Whatever his source, Mahler’s sixth is the most thematically united of his symphonies, with three of the
four movements in A minor and unified by a repeated motif of a major triad moving to minor. The first
movement, marked Allegro energico, ma non troppo, begins ominously with a crescendoing, tramping
march that permeates the movement. This evolves into a fervent second subject, whose melody, Alma Mahler
writes in her biography, represented her. The development segues to quiet, mysterious chords in the divided
violins and celesta, answered by the distant rattling of offstage cowbells. (Mahler brought a special set
of cowbells for use at each venue where he per-formed the symphony.) The composer described this section
as “the last greeting from earth to penetrate the remote solitude of the mountain peaks.” We do not tarry
long in the mountains, however, and both the march and the “Alma” theme return in the recapitulation,
the movement ending with a triumphant statement of Alma’s melody.
Mahler changed his mind several times about the order of the second and third movements. Although in
his own public performances and in the second published edition he placed the andante before the scherzo,
Mahler’s autograph and the first pub-lished edition place the scherzo before the andante, and he is said
to have wished his original order restored in later years. It is in this order, scherzo followed by andante,
that the symphony is generally presented, as it is in today’s concert.

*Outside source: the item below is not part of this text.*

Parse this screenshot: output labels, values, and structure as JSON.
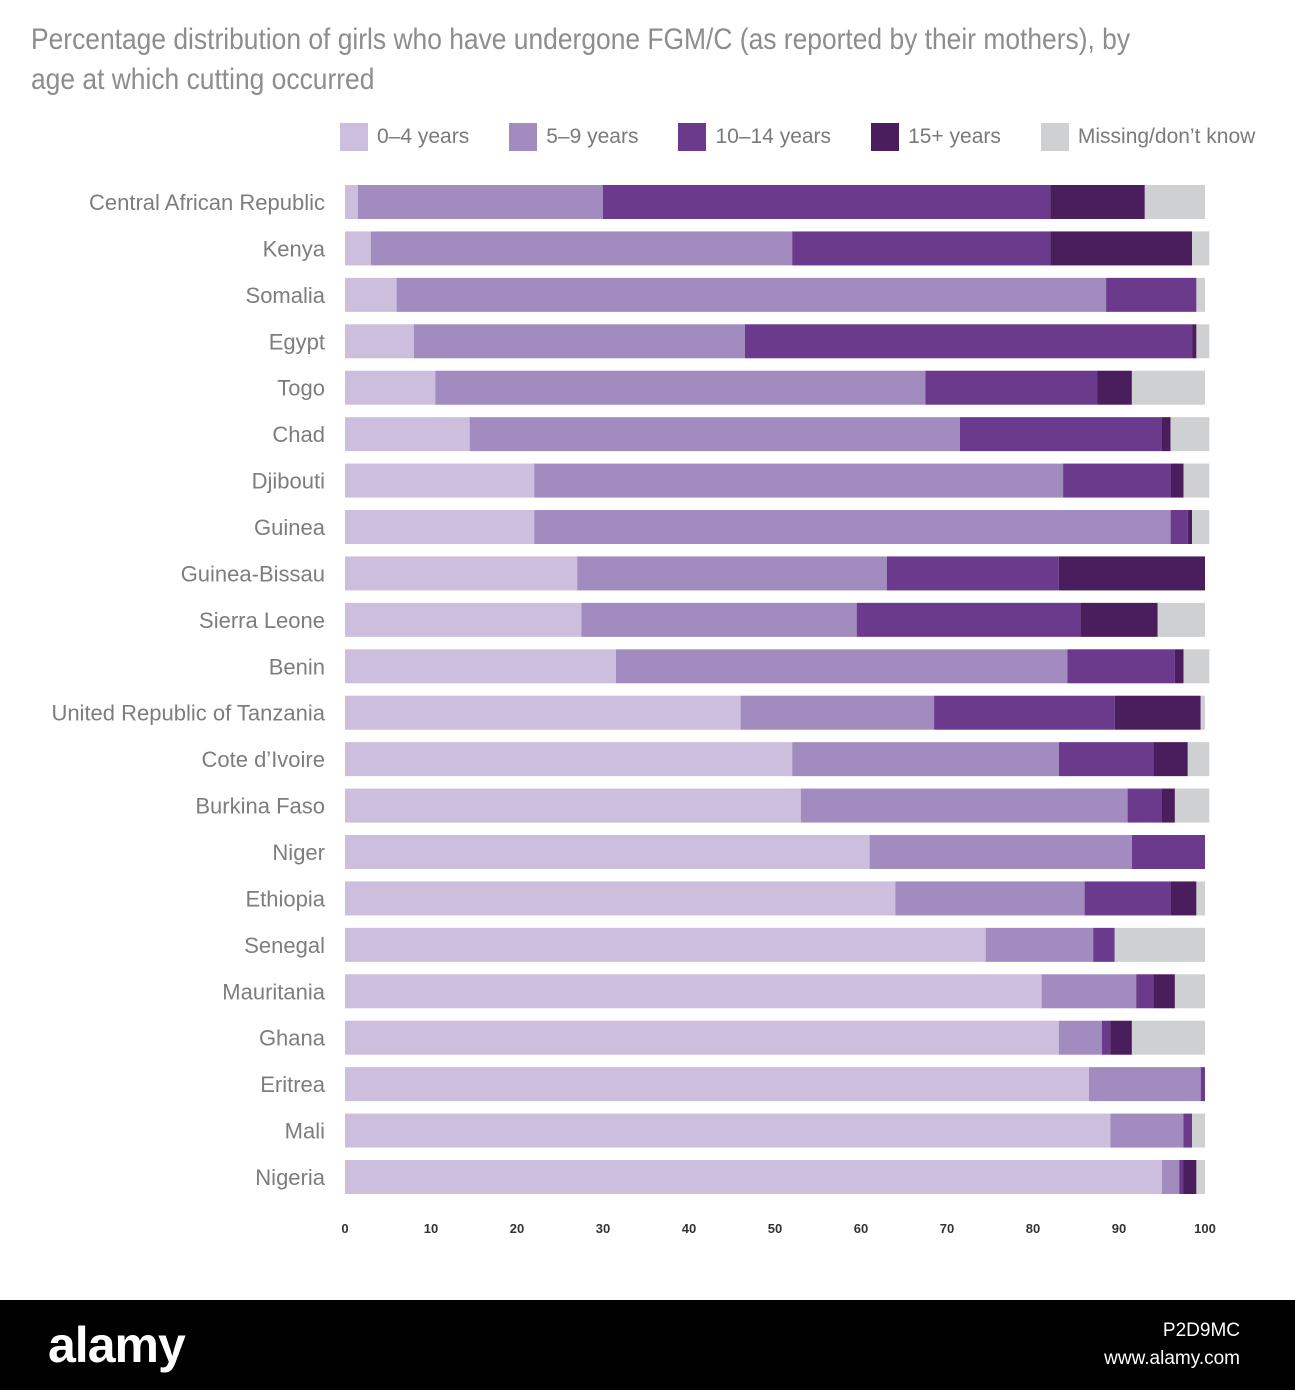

The Scherzo seems to pick up where the march of the first movement left off, but the A-minor theme
is now transformed into a stamping dance with braying woodwinds. The quick dance is interrupted twice by a
trio full of rhythmic irregularities, which Alma Mahler described as the “play of little children,” and
which the composer marked Altväterisch: old-fashioned. These interludes fade, however, as if the innocent
play of children is unable to halt the sardonic dance of fate.
The third movement, Andante moderato, is the only respite from the driving A minor, presenting a
calming, melodic theme in E-flat major with a soaring counter-melody in the violins. The theme is passed
from woodwinds to brass to strings in the re-statement, and the movement climaxes in a luminous E major
with the cowbells heard again in the distance.
We are interrupted from this reverie to meet our fate in the Finale, the longest and weightiest of
the movements. A low C with swirls of celesta and harp glissandos is followed by impassioned phrases from
the strings and then a chilling, blaring chord from the brass that returns to a low A. The A-major to
A-minor motif from the previous movements has returned, with marching tunes attempting a confident major
but each time struck down, this time literally with hammer blows that Mahler wanted to sound “like the
stroke of an ax.” (He originally scored three of these blows, but in his final revision removed the third
blow.) The movement ends with fragments of funereal tunes in the lowest brass over a long drum roll, a
blast of the A-minor chord, and the last grim beats of the timpani. Fate has overcome our hero, and Mahler
offers no vision of resurrection or hope – we must face our doom alone, without comfort.